South Sudan

South Sudan became an independent country in 2011 after a long civil war between the Arab north and the Black African south of Sudan.  One result of this was that not all tribes fighting against oppression from the Sudanese government ended up with their homelands in South Sudan, hence they are still in conflict and civilians have been forced to flee across borders into Chad, Ethiopia and South Sudan as refugees.

An initial visit by our partners in 2013 identifed a great need and opportunity to help numerous small tribes from the Blue Nile area of Sudan who are refugees in Maban County.  Thus Intec Services was formed and registered in 2015 in Juba, the capital of South Sudan.  The refugees were struggling to survive and support their families on aid rations and one of their greatest needs was to be empowered to farm again.  Intec Services Farming Project, a small social business, began in 2016 with a pilot of 200 farmers.  The project has run for 3 farming seasons and expanded each year; the 2018-19 season saw over 1,400 farmers empowered, across ten sub-projects with 8 different tribes.  
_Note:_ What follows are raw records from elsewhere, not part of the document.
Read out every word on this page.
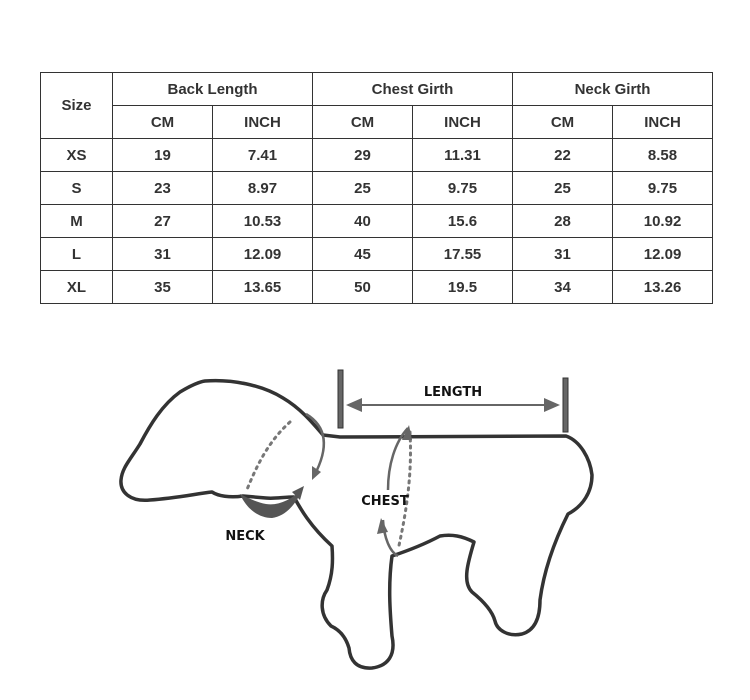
Size	Back Length		Chest Girth		Neck Girth	
	CM	INCH	CM	INCH	CM	INCH
XS	19	7.41	29	11.31	22	8.58
S	23	8.97	25	9.75	25	9.75
M	27	10.53	40	15.6	28	10.92
L	31	12.09	45	17.55	31	12.09
XL	35	13.65	50	19.5	34	13.26
LENGTH
CHEST
NECK
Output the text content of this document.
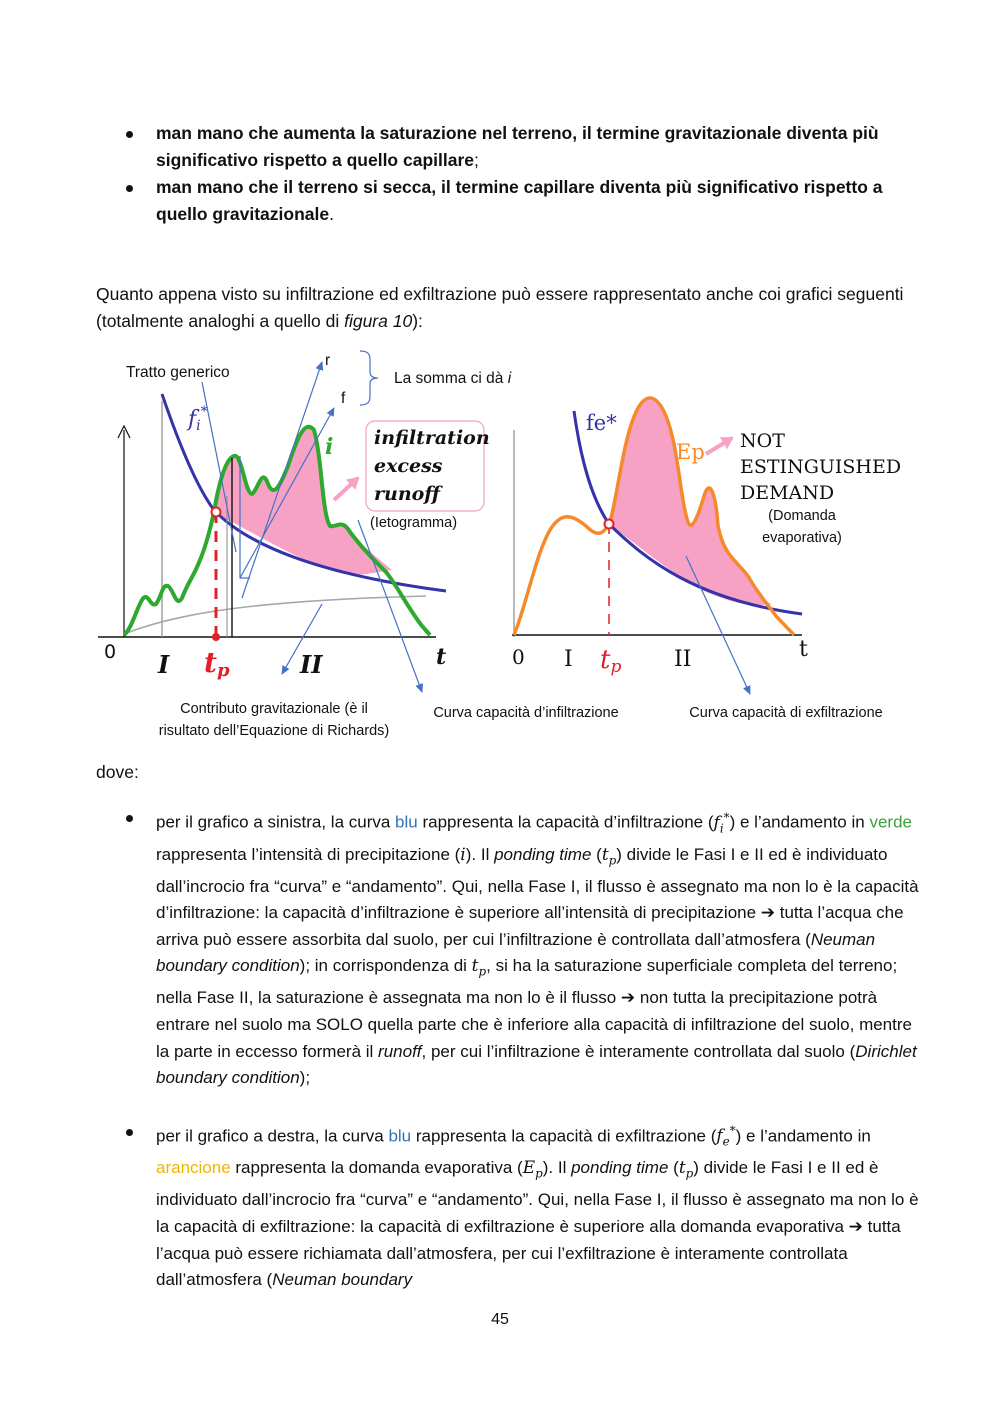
man mano che aumenta la saturazione nel terreno, il termine gravitazionale diventa più significativo rispetto a quello capillare;

man mano che il terreno si secca, il termine capillare diventa più significativo rispetto a quello gravitazionale.

Quanto appena visto su infiltrazione ed exfiltrazione può essere rappresentato anche coi grafici seguenti (totalmente analoghi a quello di figura 10):

Tratto generico
r
f
La somma ci dà i
fi*
i infiltration
excess
runoff
(Ietogramma)
0 I tp	II	t
Contributo gravitazionale (è il
risultato dell’Equazione di Richards)
Curva capacità d’infiltrazione
fe*
Ep NOT
ESTINGUISHED
DEMAND
(Domanda
evaporativa)
0 I tp II	t
Curva capacità di exfiltrazione
dove:

per il grafico a sinistra, la curva blu rappresenta la capacità d’infiltrazione $(f_i^*)$ e l’andamento in verde rappresenta l’intensità di precipitazione (i). Il ponding time $(t_p)$ divide le Fasi I e II ed è individuato dall’incrocio fra “curva” e “andamento”. Qui, nella Fase I, il flusso è assegnato ma non lo è la capacità d’infiltrazione: la capacità d’infiltrazione è superiore all’intensità di precipitazione ➔ tutta l’acqua che arriva può essere assorbita dal suolo, per cui l’infiltrazione è controllata dall’atmosfera (Neuman boundary condition); in corrispondenza di $t_p$, si ha la saturazione superficiale completa del terreno; nella Fase II, la saturazione è assegnata ma non lo è il flusso ➔ non tutta la precipitazione potrà entrare nel suolo ma SOLO quella parte che è inferiore alla capacità di infiltrazione del suolo, mentre la parte in eccesso formerà il runoff, per cui l’infiltrazione è interamente controllata dal suolo (Dirichlet boundary condition);

per il grafico a destra, la curva blu rappresenta la capacità di exfiltrazione $(f_e^*)$ e l’andamento in arancione rappresenta la domanda evaporativa $(E_p)$. Il ponding time $(t_p)$ divide le Fasi I e II ed è individuato dall’incrocio fra “curva” e “andamento”. Qui, nella Fase I, il flusso è assegnato ma non lo è la capacità di exfiltrazione: la capacità di exfiltrazione è superiore alla domanda evaporativa ➔ tutta l’acqua può essere richiamata dall’atmosfera, per cui l’exfiltrazione è interamente controllata dall’atmosfera (Neuman boundary

45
Demand is great and capacity is currently limited; in order to enable the expansion required to help all those that ask, additional support is needed.

Who are these refugees?

There are over 130,000 Sudanese refugees in Maban county housed in 4 large camps.  The camp numbers range from 18,000 people/4,000 households to as many as 51,000/12,000 households. 

The refugees are made up of many different Islamic people groups including the Ingessana, Ragarik, Jumjum and sub-tribes of the Berta and the Burun.
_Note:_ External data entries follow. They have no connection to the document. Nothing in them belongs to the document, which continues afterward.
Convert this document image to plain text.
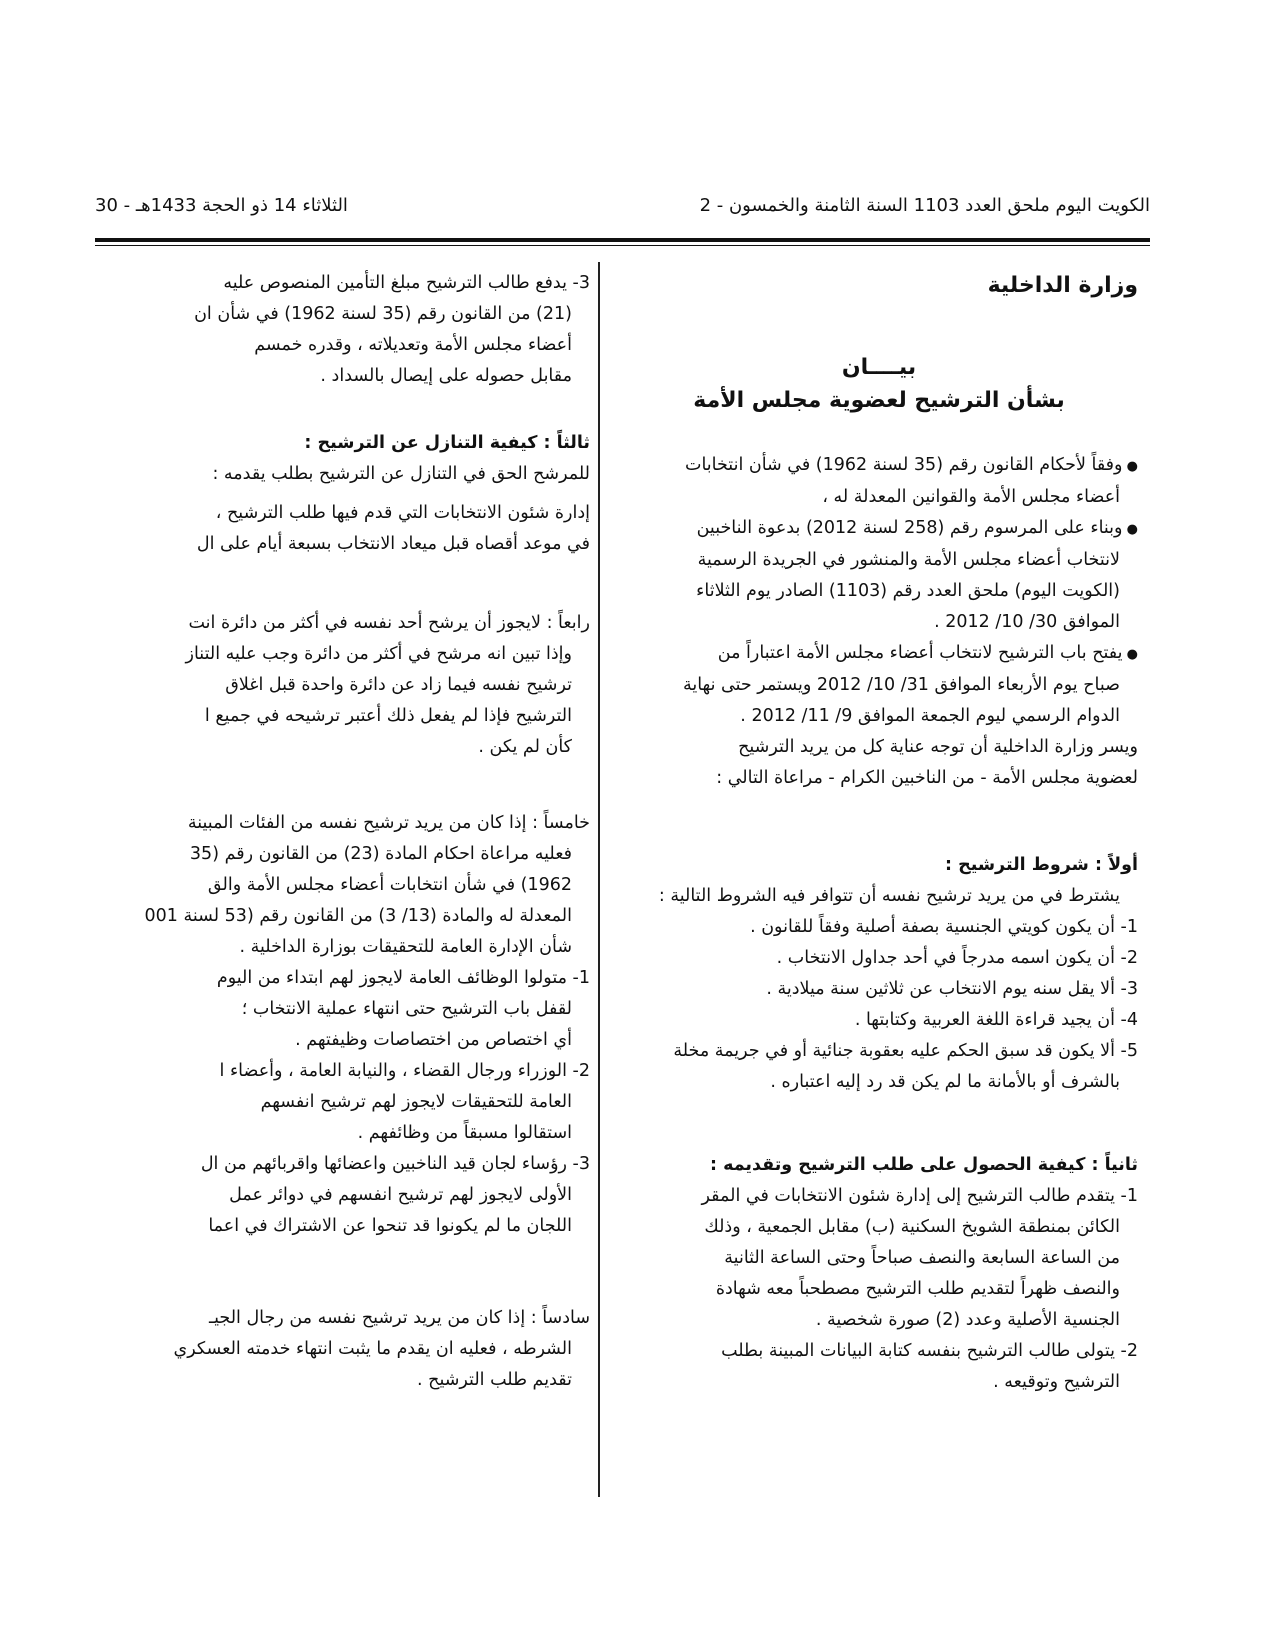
الكويت اليوم ملحق العدد 1103 السنة الثامنة والخمسون - 2
الثلاثاء 14 ذو الحجة 1433هـ - 30
وزارة الداخلية
بيــــان
بشأن الترشيح لعضوية مجلس الأمة
● وفقاً لأحكام القانون رقم (35 لسنة 1962) في شأن انتخابات
أعضاء مجلس الأمة والقوانين المعدلة له ،
● وبناء على المرسوم رقم (258 لسنة 2012) بدعوة الناخبين
لانتخاب أعضاء مجلس الأمة والمنشور في الجريدة الرسمية
(الكويت اليوم) ملحق العدد رقم (1103) الصادر يوم الثلاثاء
الموافق 30/ 10/ 2012 .
● يفتح باب الترشيح لانتخاب أعضاء مجلس الأمة اعتباراً من
صباح يوم الأربعاء الموافق 31/ 10/ 2012 ويستمر حتى نهاية
الدوام الرسمي ليوم الجمعة الموافق 9/ 11/ 2012 .
ويسر وزارة الداخلية أن توجه عناية كل من يريد الترشيح
لعضوية مجلس الأمة - من الناخبين الكرام - مراعاة التالي :
أولاً : شروط الترشيح :
يشترط في من يريد ترشيح نفسه أن تتوافر فيه الشروط التالية :
1- أن يكون كويتي الجنسية بصفة أصلية وفقاً للقانون .
2- أن يكون اسمه مدرجاً في أحد جداول الانتخاب .
3- ألا يقل سنه يوم الانتخاب عن ثلاثين سنة ميلادية .
4- أن يجيد قراءة اللغة العربية وكتابتها .
5- ألا يكون قد سبق الحكم عليه بعقوبة جنائية أو في جريمة مخلة
بالشرف أو بالأمانة ما لم يكن قد رد إليه اعتباره .
ثانياً : كيفية الحصول على طلب الترشيح وتقديمه :
1- يتقدم طالب الترشيح إلى إدارة شئون الانتخابات في المقر
الكائن بمنطقة الشويخ السكنية (ب) مقابل الجمعية ، وذلك
من الساعة السابعة والنصف صباحاً وحتى الساعة الثانية
والنصف ظهراً لتقديم طلب الترشيح مصطحباً معه شهادة
الجنسية الأصلية وعدد (2) صورة شخصية .
2- يتولى طالب الترشيح بنفسه كتابة البيانات المبينة بطلب
الترشيح وتوقيعه .
3- يدفع طالب الترشيح مبلغ التأمين المنصوص عليه
(21) من القانون رقم (35 لسنة 1962) في شأن ان
أعضاء مجلس الأمة وتعديلاته ، وقدره خمسم
مقابل حصوله على إيصال بالسداد .
ثالثاً : كيفية التنازل عن الترشيح :
للمرشح الحق في التنازل عن الترشيح بطلب يقدمه :
إدارة شئون الانتخابات التي قدم فيها طلب الترشيح ،
في موعد أقصاه قبل ميعاد الانتخاب بسبعة أيام على ال
رابعاً : لايجوز أن يرشح أحد نفسه في أكثر من دائرة انت
وإذا تبين انه مرشح في أكثر من دائرة وجب عليه التناز
ترشيح نفسه فيما زاد عن دائرة واحدة قبل اغلاق
الترشيح فإذا لم يفعل ذلك أعتبر ترشيحه في جميع ا
كأن لم يكن .
خامساً : إذا كان من يريد ترشيح نفسه من الفئات المبينة
فعليه مراعاة احكام المادة (23) من القانون رقم (35
1962) في شأن انتخابات أعضاء مجلس الأمة والق
المعدلة له والمادة (13/ 3) من القانون رقم (53 لسنة 001
شأن الإدارة العامة للتحقيقات بوزارة الداخلية .
1- متولوا الوظائف العامة لايجوز لهم ابتداء من اليوم
لقفل باب الترشيح حتى انتهاء عملية الانتخاب ؛
أي اختصاص من اختصاصات وظيفتهم .
2- الوزراء ورجال القضاء ، والنيابة العامة ، وأعضاء ا
العامة للتحقيقات لايجوز لهم ترشيح انفسهم
استقالوا مسبقاً من وظائفهم .
3- رؤساء لجان قيد الناخبين واعضائها واقربائهم من ال
الأولى لايجوز لهم ترشيح انفسهم في دوائر عمل
اللجان ما لم يكونوا قد تنحوا عن الاشتراك في اعما
سادساً : إذا كان من يريد ترشيح نفسه من رجال الجيـ
الشرطه ، فعليه ان يقدم ما يثبت انتهاء خدمته العسكري
تقديم طلب الترشيح .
How does Intec Services work?

  • By liaising with the authorities, via the local people group, land is granted to the refugees.  Seed is initially provided to the farmers but after the harvest a portion is kept to use the next season.  After living hand-to-mouth for years, this also helps them to get back into the practice of saving for the future.  

  • Farmers choose their crops - sorghum, maize, sesame, ground nuts etc.  Intec Services can source locally available varieties which is not only cheaper to buy than imported, but being native to the area they grow more successfully.

  • Pesticides are needed as temperatures don't drop low enough for pests to die off in "winter".  Locally available pesticides are provided by Intec Services.

  • Tribal leaders choose 3-6 responsible farmers from each community to form a farming committee to oversee distribution of land, seeds and pesticides and be responsible for the return of 10% of the harvest.

  • Farmers use traditional methods and harvest by hand with their families.  The work is therefore sustainable and replicable on a wide scale.  Broader benefits of the project include:
    • opportunity to be empowered to help themselves after years being forced to live from handouts
    • affirmation of dignity and greater self-esteem and motivation
    • opportunity to teach the next generation the same skills

Current needs:

In 2019-20 the aim is to empower 1,500 farmers to provide food for their families.  With this number the cost per farmer for the current season would be £50.

On a practical level, there is need for more efficient internet, transport and rain!